Depuis le confinement, les entreprises ont dû adapter leurs façons de travailler. Pour certaines, il a fallu parier sur le télétravail. Ce dernier a permis aux salariés de jouir d’une plus grande autonomie mais, relève le philosophe et chercheur Eric Delassus, cette tendance est aussi à “double tranchant”. Elle peut induire une perte de repères et, par conséquent, pousser les salariés à s’investir excessivement dans leur travail.
Ce constat illustre bien les bénéfices et risques qui peuvent découler d’un management prenant en considération la vulnérabilité. “Il ne faut pas voir la notion de vulnérabilité en général, et dans le management en particulier, comme une faiblesse ou une fragilité mais plutôt comme une idée de dépendance”, explique Eric Delassus. “Cette notion s’inspire des éthiques du care, venues des États-Unis. Ce terme, intraduisible en français, renvoie à quelque chose qui va bien au-delà du soin. Les éthiques du care remettent en question l’idée de la perception que l’être humain est un individu autonome”. Dans le monde du travail, on les appelle self-made man ou self-made woman, ces gens dont on prétend qu’ils se sont faits et ont réussi tout seul.

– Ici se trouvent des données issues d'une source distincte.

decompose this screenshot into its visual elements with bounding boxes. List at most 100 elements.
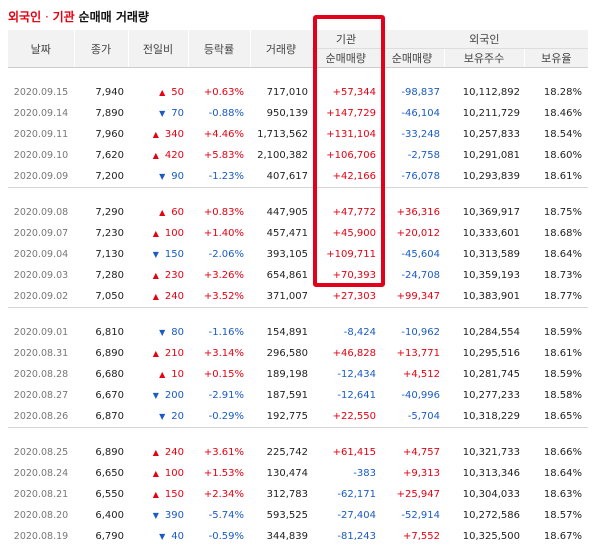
triangle-down-icon: ▼ bbox=[159, 172, 165, 181]
trading-table: 날짜 종가 전일비 등락률 거래량 기관 외국인 순매매량 순매매량 보유주수 … bbox=[8, 30, 588, 547]
header-institution: 기관 bbox=[312, 30, 380, 49]
change-value: 60 bbox=[171, 207, 184, 218]
change-value: 90 bbox=[171, 171, 184, 182]
cell-foreign-shares: 10,211,729 bbox=[444, 103, 524, 124]
cell-rate: +2.34% bbox=[188, 484, 250, 505]
cell-rate: +0.63% bbox=[188, 82, 250, 103]
cell-rate: +1.40% bbox=[188, 223, 250, 244]
cell-close: 7,130 bbox=[74, 244, 128, 265]
header-foreign-shares: 보유주수 bbox=[444, 49, 524, 68]
cell-inst-net: +61,415 bbox=[312, 442, 380, 463]
cell-rate: -5.74% bbox=[188, 505, 250, 526]
group-separator bbox=[8, 68, 588, 83]
change-value: 70 bbox=[171, 108, 184, 119]
cell-foreign-ratio: 18.67% bbox=[524, 526, 588, 547]
header-change: 전일비 bbox=[128, 30, 188, 68]
cell-foreign-net: +20,012 bbox=[380, 223, 444, 244]
cell-close: 7,940 bbox=[74, 82, 128, 103]
title-foreign: 외국인 bbox=[8, 10, 41, 24]
change-value: 50 bbox=[171, 87, 184, 98]
cell-inst-net: +42,166 bbox=[312, 166, 380, 188]
title-rest: 순매매 거래량 bbox=[79, 10, 149, 24]
cell-inst-net: -383 bbox=[312, 463, 380, 484]
change-value: 390 bbox=[165, 510, 184, 521]
cell-date: 2020.08.21 bbox=[8, 484, 74, 505]
cell-date: 2020.08.27 bbox=[8, 385, 74, 406]
cell-foreign-ratio: 18.77% bbox=[524, 286, 588, 308]
cell-foreign-net: +9,313 bbox=[380, 463, 444, 484]
cell-foreign-shares: 10,359,193 bbox=[444, 265, 524, 286]
cell-volume: 717,010 bbox=[250, 82, 312, 103]
cell-foreign-ratio: 18.73% bbox=[524, 265, 588, 286]
triangle-up-icon: ▲ bbox=[153, 469, 159, 478]
cell-close: 6,400 bbox=[74, 505, 128, 526]
cell-close: 6,790 bbox=[74, 526, 128, 547]
change-value: 240 bbox=[165, 447, 184, 458]
cell-change: ▲10 bbox=[128, 364, 188, 385]
cell-rate: +0.83% bbox=[188, 202, 250, 223]
cell-foreign-shares: 10,295,516 bbox=[444, 343, 524, 364]
cell-foreign-ratio: 18.57% bbox=[524, 505, 588, 526]
cell-volume: 393,105 bbox=[250, 244, 312, 265]
cell-foreign-ratio: 18.46% bbox=[524, 103, 588, 124]
cell-inst-net: -12,434 bbox=[312, 364, 380, 385]
cell-foreign-shares: 10,313,589 bbox=[444, 244, 524, 265]
cell-date: 2020.08.20 bbox=[8, 505, 74, 526]
cell-volume: 225,742 bbox=[250, 442, 312, 463]
cell-foreign-shares: 10,318,229 bbox=[444, 406, 524, 428]
cell-volume: 950,139 bbox=[250, 103, 312, 124]
cell-date: 2020.08.25 bbox=[8, 442, 74, 463]
cell-foreign-shares: 10,383,901 bbox=[444, 286, 524, 308]
cell-inst-net: +131,104 bbox=[312, 124, 380, 145]
cell-change: ▲100 bbox=[128, 223, 188, 244]
header-foreign-ratio: 보유율 bbox=[524, 49, 588, 68]
cell-foreign-ratio: 18.59% bbox=[524, 322, 588, 343]
cell-volume: 457,471 bbox=[250, 223, 312, 244]
cell-change: ▼40 bbox=[128, 526, 188, 547]
cell-volume: 371,007 bbox=[250, 286, 312, 308]
title-institution: 기관 bbox=[53, 10, 75, 24]
cell-foreign-shares: 10,291,081 bbox=[444, 145, 524, 166]
cell-foreign-shares: 10,284,554 bbox=[444, 322, 524, 343]
cell-inst-net: +147,729 bbox=[312, 103, 380, 124]
cell-foreign-net: -76,078 bbox=[380, 166, 444, 188]
change-value: 80 bbox=[171, 327, 184, 338]
cell-foreign-net: -5,704 bbox=[380, 406, 444, 428]
cell-change: ▼70 bbox=[128, 103, 188, 124]
cell-foreign-ratio: 18.58% bbox=[524, 385, 588, 406]
change-value: 20 bbox=[171, 411, 184, 422]
cell-inst-net: -8,424 bbox=[312, 322, 380, 343]
header-rate: 등락률 bbox=[188, 30, 250, 68]
triangle-up-icon: ▲ bbox=[153, 271, 159, 280]
cell-date: 2020.09.08 bbox=[8, 202, 74, 223]
cell-volume: 593,525 bbox=[250, 505, 312, 526]
cell-foreign-shares: 10,333,601 bbox=[444, 223, 524, 244]
cell-inst-net: +70,393 bbox=[312, 265, 380, 286]
change-value: 150 bbox=[165, 489, 184, 500]
cell-rate: -2.06% bbox=[188, 244, 250, 265]
change-value: 100 bbox=[165, 468, 184, 479]
title-dot: · bbox=[45, 10, 49, 24]
cell-foreign-ratio: 18.65% bbox=[524, 406, 588, 428]
triangle-up-icon: ▲ bbox=[153, 229, 159, 238]
cell-inst-net: +27,303 bbox=[312, 286, 380, 308]
cell-volume: 407,617 bbox=[250, 166, 312, 188]
cell-close: 6,890 bbox=[74, 442, 128, 463]
cell-foreign-ratio: 18.63% bbox=[524, 484, 588, 505]
cell-close: 7,620 bbox=[74, 145, 128, 166]
cell-volume: 296,580 bbox=[250, 343, 312, 364]
cell-volume: 189,198 bbox=[250, 364, 312, 385]
triangle-up-icon: ▲ bbox=[153, 349, 159, 358]
cell-foreign-net: -2,758 bbox=[380, 145, 444, 166]
cell-foreign-shares: 10,325,500 bbox=[444, 526, 524, 547]
cell-volume: 2,100,382 bbox=[250, 145, 312, 166]
cell-date: 2020.09.03 bbox=[8, 265, 74, 286]
cell-change: ▲420 bbox=[128, 145, 188, 166]
cell-foreign-ratio: 18.68% bbox=[524, 223, 588, 244]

La dépendance à autrui : une force insoupçonnée
Mais selon Eric Delassus, dans la vie comme au travail, “nous sommes tous et toutes dépendantes les uns des autres”. Être vulnérable, c’est s’opposer à ce mythe de la self-made personne et reconnaître sa dépendance aux autres pour la voir comme “une force et une capacité à enrichir les liens qu’on entretient avec les autres et leur permettre d’être créatifs et innovants. La prise en compte de la vulnérabilité est une source d’enrichissement humain”, souligne le philosophe.